Latest update November 23rd, 2024 1:00 AM
Feb 16, 2021 Features / Columnists, Peeping Tom
Kaieteur News – Jagdeo’s logic is twisted. Instead of making an argument that oil revenues will never be sufficient to allow Guyanese to not have to work, he should be asking himself why this is so.
He however skilfully tries to dodge this question. It was the PPP/C and the APNU+AFC which are responsible for Guyana obtaining the worst oil deal in the history of oil deals. Had Guyana obtained a fair deal for its hydrocarbon resources, every Guyanese would have had the choice of deciding whether they would want to work or not work.
Jagdeo dismisses this possibility. In doing so, he overlooks the fact that Guyana is listed among the world’s top 20 countries with proven oil reserves. Given its small population, it has to be among the leading countries when it comes to barrels of oil per person. This alone is an indicator of what could have been, had the country gotten a fair oil deal.
The country did not even secure a proper signing bonus. Imagine Exxon is going to give the country a charitable handout over the next 10 years, which is more than five times the size of the signing bonus. This alone shows how badly our leaders negotiated the agreement and how much the government, which Jagdeo now serves failed to obtain a better deal.
Payara was supposed to be the litmus test for Jagdeo and the PPP/C. But they failed this test. They squandered an opportunity to obtain the resources, which would have allowed every Guyanese to luxuriate.
Jagdeo is being disingenuous when he uses the revenues from what he calls the fledgling oil industry to make out his case that Guyanese will always have to work. Guyana was to have earned US$300M in its first year of oil production. It earned a mere US$200M.
But the revenue stream will increase from 2025 onwards. Jagdeo knows this fully well because he has admitted in the past that the big petro-dollars will not flow until then.
It is projected that Guyana’s take from oil in 2025 will be more than US$3B. Now if you divide that by what Jagdeo says is 400,000 households, it means every household should be entitled to US$7,500 or around G$1.6 M.
But Jagdeo’s estimate of 400,000 households is a gross exaggeration. The 2012 census found only 210,000 households. The explanation as to how this can almost double in a decade without a corresponding increase in the population is to be found in Jagdeo’s head. If the 210,000 households are used, it would mean that each household would be entitled to $3M per annum per household, based on the projected 2025 oil earnings.
The World Bank estimates that the average annual earnings for Guyana will be around US$2.1B per year. And this is only for exploiting 20 percent of the total gross recoverable reserves. This estimate was done before some of the latest findings by the oil companies. More importantly, it assumes the lop-sided terms – two percent royalty and 50 percent profit oil – which were negotiated by the APNU+AFC and which the PPP/C has so far declined to renegotiate.
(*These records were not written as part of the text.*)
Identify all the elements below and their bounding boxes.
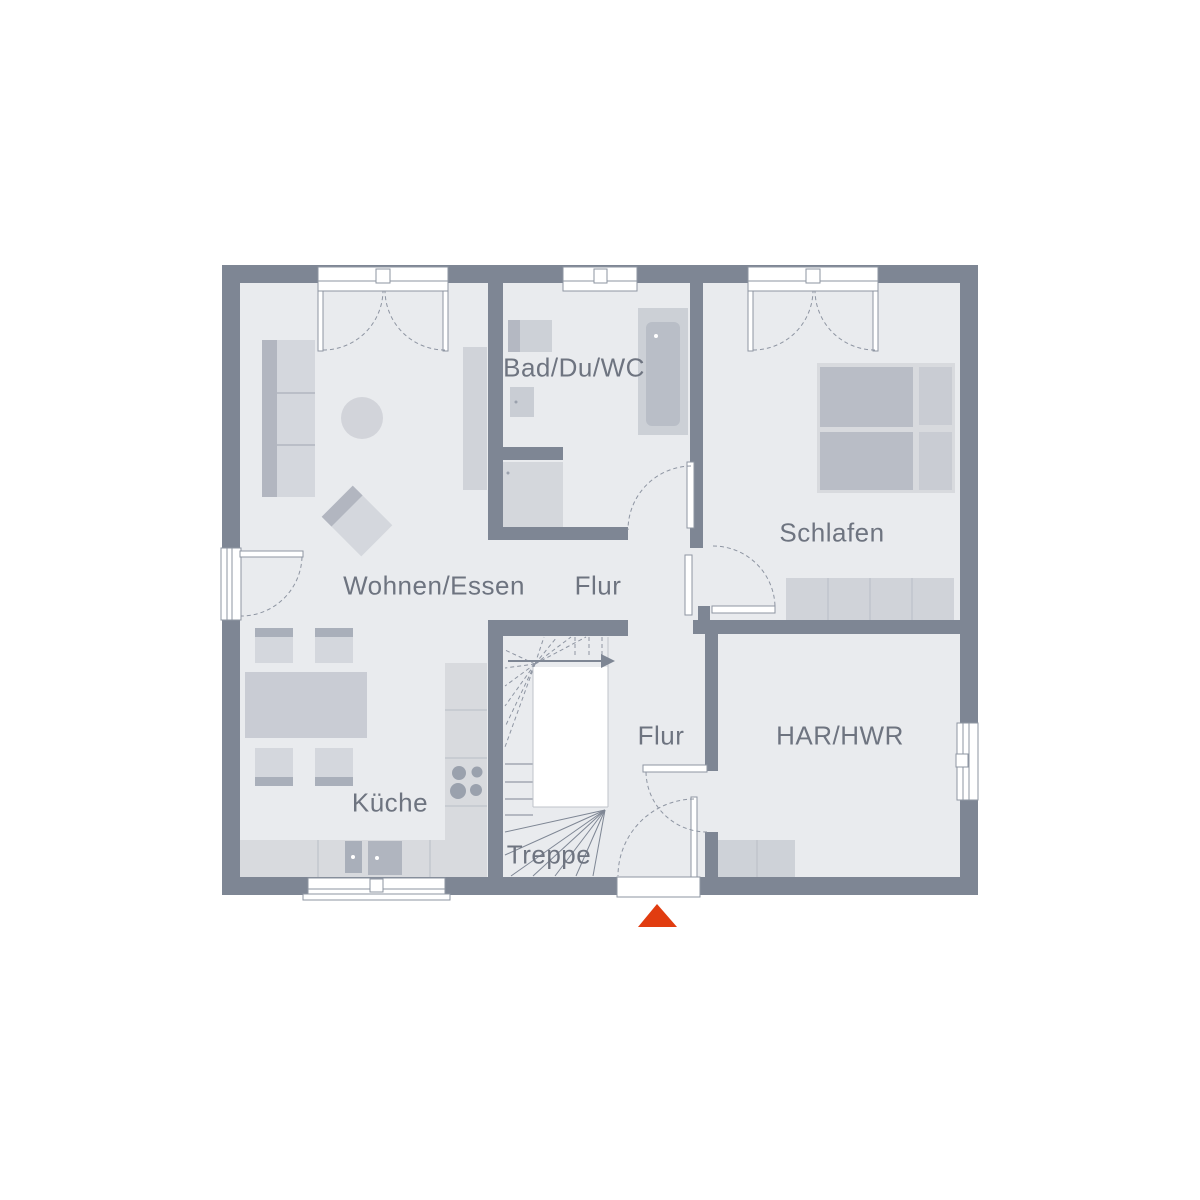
coffee-table: [341, 397, 383, 439]
har-cabinet: [718, 840, 795, 877]
entrance-marker-icon: [638, 904, 677, 927]
floorplan-page: Bad/Du/WC Schlafen Wohnen/Essen Flur Flu…: [0, 0, 1200, 1200]
wall-stair-top: [488, 620, 628, 636]
washbasin: [508, 320, 552, 352]
window-kitchen: [303, 878, 450, 900]
toilet: [510, 387, 534, 417]
sofa: [262, 340, 315, 497]
window-utility-right: [956, 723, 978, 800]
sideboard: [463, 347, 487, 490]
bathtub: [638, 308, 688, 435]
oven: [368, 841, 402, 875]
room-label-treppe: Treppe: [507, 840, 591, 871]
room-label-bad: Bad/Du/WC: [503, 353, 645, 384]
room-label-flur-lower: Flur: [638, 721, 685, 752]
bed: [817, 363, 955, 493]
wall-bedroom-utility: [693, 620, 960, 634]
wall-living-bath: [488, 283, 503, 540]
wall-bath-stub: [497, 447, 563, 460]
wall-stub-bedroom-door: [698, 606, 710, 620]
room-label-har-hwr: HAR/HWR: [776, 721, 904, 752]
room-label-schlafen: Schlafen: [779, 518, 884, 549]
wardrobe: [786, 578, 954, 620]
window-bath: [563, 267, 637, 291]
wall-stair-left: [488, 620, 503, 877]
wall-hall-utility-upper: [705, 634, 718, 771]
stair-landing: [533, 667, 608, 807]
room-label-wohnen-essen: Wohnen/Essen: [343, 571, 525, 602]
wall-bath-bottom: [488, 527, 628, 540]
room-label-kueche: Küche: [352, 788, 428, 819]
wall-hall-utility-lower: [705, 832, 718, 877]
shower: [498, 462, 563, 527]
room-label-flur-upper: Flur: [575, 571, 622, 602]
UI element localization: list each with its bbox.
Guyana’s total take will be 14.5 percent.
The point, which Glenn Lall has been making is that had Guyana gotten better terms – say 10 percent royalties along with corporation taxes – the net revenues earned by the country would have been far greater.
But Jagdeo is not going to admit that because his government has failed to renegotiate the oil agreement to ensure a better deal. Instead, he now wants the public to accept that the government is pressing for better terms including local content.
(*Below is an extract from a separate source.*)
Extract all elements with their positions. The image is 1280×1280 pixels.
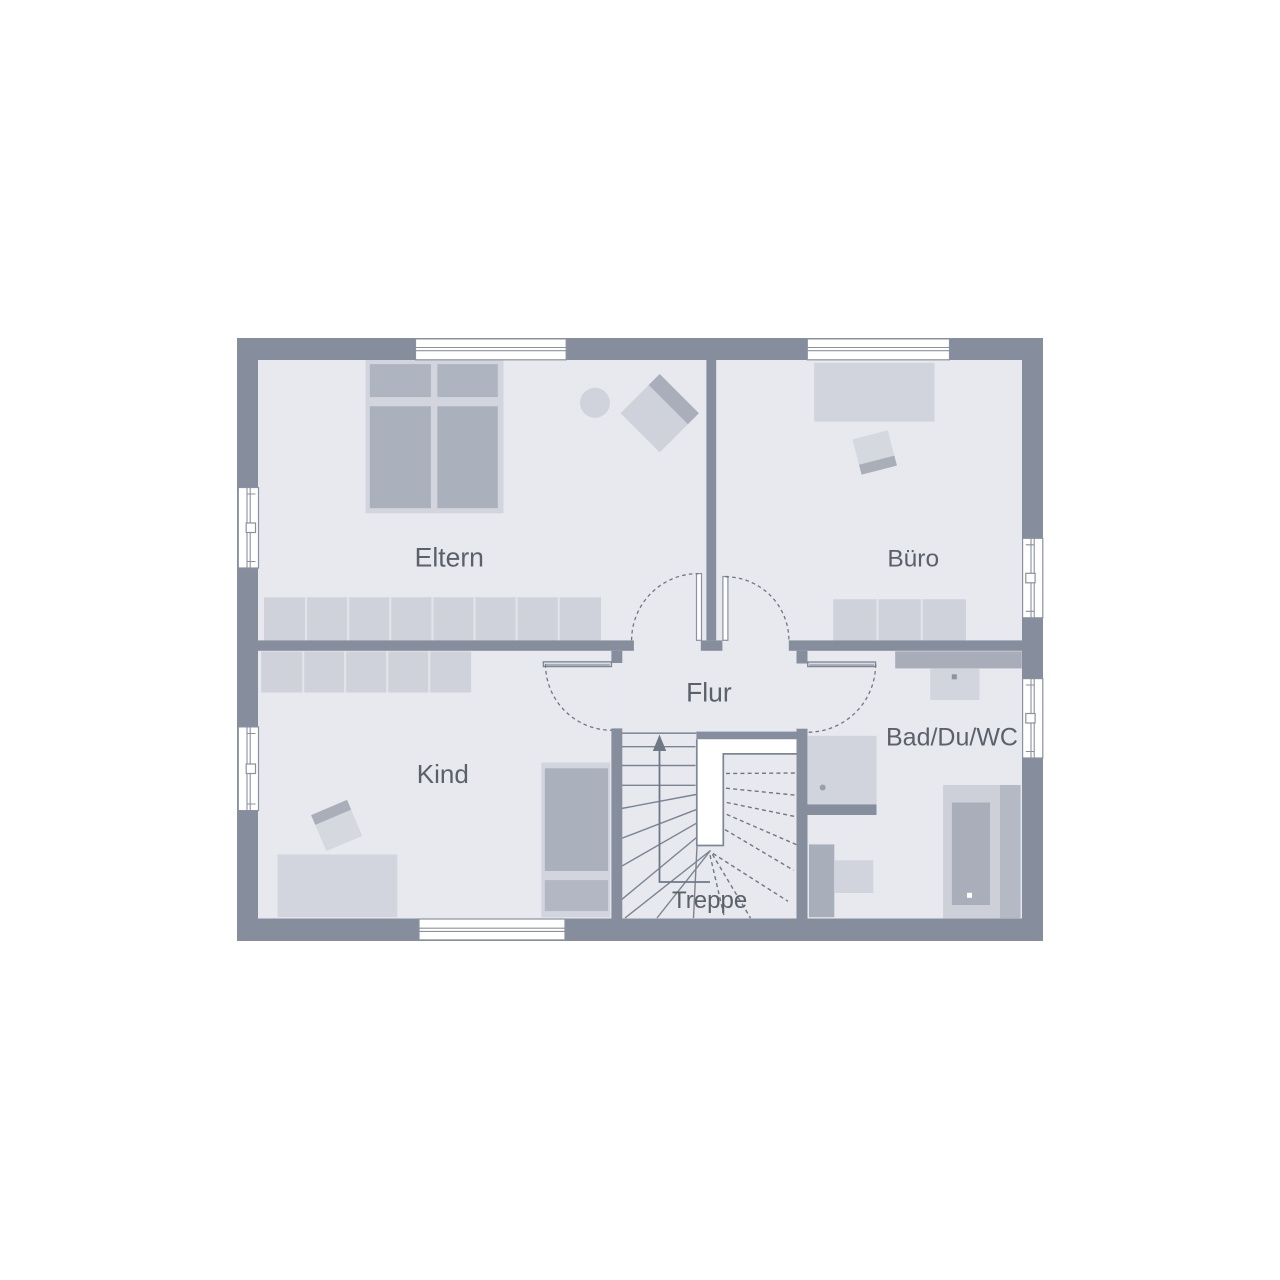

Local content cannot be considered an additional benefit to be negotiated. Local content should come with any oil agreement. This is not an additional benefit.
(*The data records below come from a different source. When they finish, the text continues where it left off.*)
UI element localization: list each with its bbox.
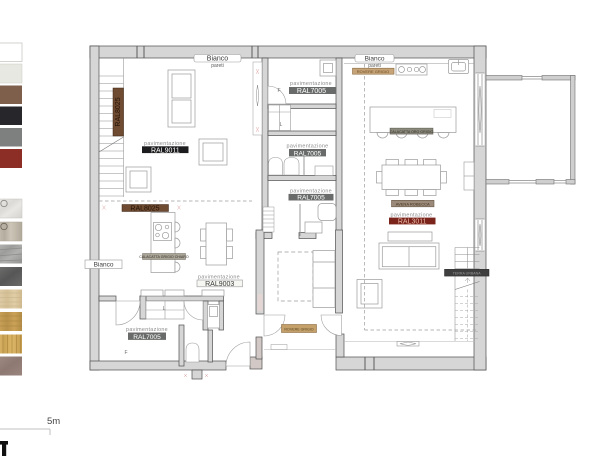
svg-text:CALACATTA GRIGIO CHIARO: CALACATTA GRIGIO CHIARO: [139, 255, 189, 259]
svg-text:RAL7005: RAL7005: [133, 334, 161, 341]
svg-text:RAL9011: RAL9011: [151, 147, 180, 154]
svg-text:5m: 5m: [47, 416, 60, 427]
svg-text:pavimentazione: pavimentazione: [287, 144, 329, 150]
svg-text:L: L: [280, 122, 283, 128]
svg-text:RAL8025: RAL8025: [115, 97, 122, 126]
svg-text:pavimentazione: pavimentazione: [126, 327, 168, 333]
svg-text:L: L: [163, 306, 166, 312]
svg-text:AVENA ROBECCA: AVENA ROBECCA: [396, 201, 430, 206]
svg-text:RAL7005: RAL7005: [294, 150, 322, 157]
svg-text:TERRA URBANA: TERRA URBANA: [453, 271, 482, 275]
svg-text:Bianco: Bianco: [94, 262, 114, 269]
svg-text:RAL8025: RAL8025: [130, 206, 159, 213]
svg-text:CALACATTA ORO GRIGIO: CALACATTA ORO GRIGIO: [390, 130, 434, 134]
svg-text:pavimentazione: pavimentazione: [290, 188, 332, 194]
svg-text:RAL9003: RAL9003: [205, 281, 234, 288]
svg-text:pavimentazione: pavimentazione: [391, 212, 433, 218]
svg-text:pareti: pareti: [211, 63, 224, 69]
svg-text:ROVERE GRIGIO: ROVERE GRIGIO: [284, 328, 313, 332]
svg-text:pavimentazione: pavimentazione: [144, 141, 186, 147]
svg-text:ROVERE GRIGIO: ROVERE GRIGIO: [357, 69, 389, 74]
svg-text:F: F: [124, 350, 127, 356]
svg-text:RAL7005: RAL7005: [297, 88, 326, 95]
svg-text:pavimentazione: pavimentazione: [290, 81, 332, 87]
svg-text:Bianco: Bianco: [365, 55, 385, 62]
svg-text:F: F: [277, 88, 280, 94]
svg-text:pavimentazione: pavimentazione: [198, 274, 240, 280]
svg-text:RAL7005: RAL7005: [297, 195, 325, 202]
svg-text:RAL3011: RAL3011: [398, 219, 427, 226]
svg-text:Bianco: Bianco: [207, 55, 229, 62]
Jagdeo says he is being told that over the past couple of months many of the foreign companies are now hurrying to hire local personnel. He is basing his assessment on hearsay rather than an empirical measurement of the actual increase in employment. That is how the oil sector is being managed, on the basis of hearsay.
The fact of the matter is that the local content ship has already sailed. Irfaan and Bharrat, however, are on the shore base with outstretched arms waiting to welcome a ship, which is leaving rather than entering the port.
Exxon has long said that the amount of direct employment on the rig for Guyanese would be limited. And the Americans and Trinidadians and other companies have long captured the supply chain market for the local oil industry
But more importantly, no new law or policy can disadvantage Exxon. The government can pass whatever local content law it wants, Exxon is above those laws or policies, according to its agreement. If Jagdeo did not know that, then he now knows.
(The views expressed in this article are those of the author and do not necessarily reflect the opinions of this newspaper.)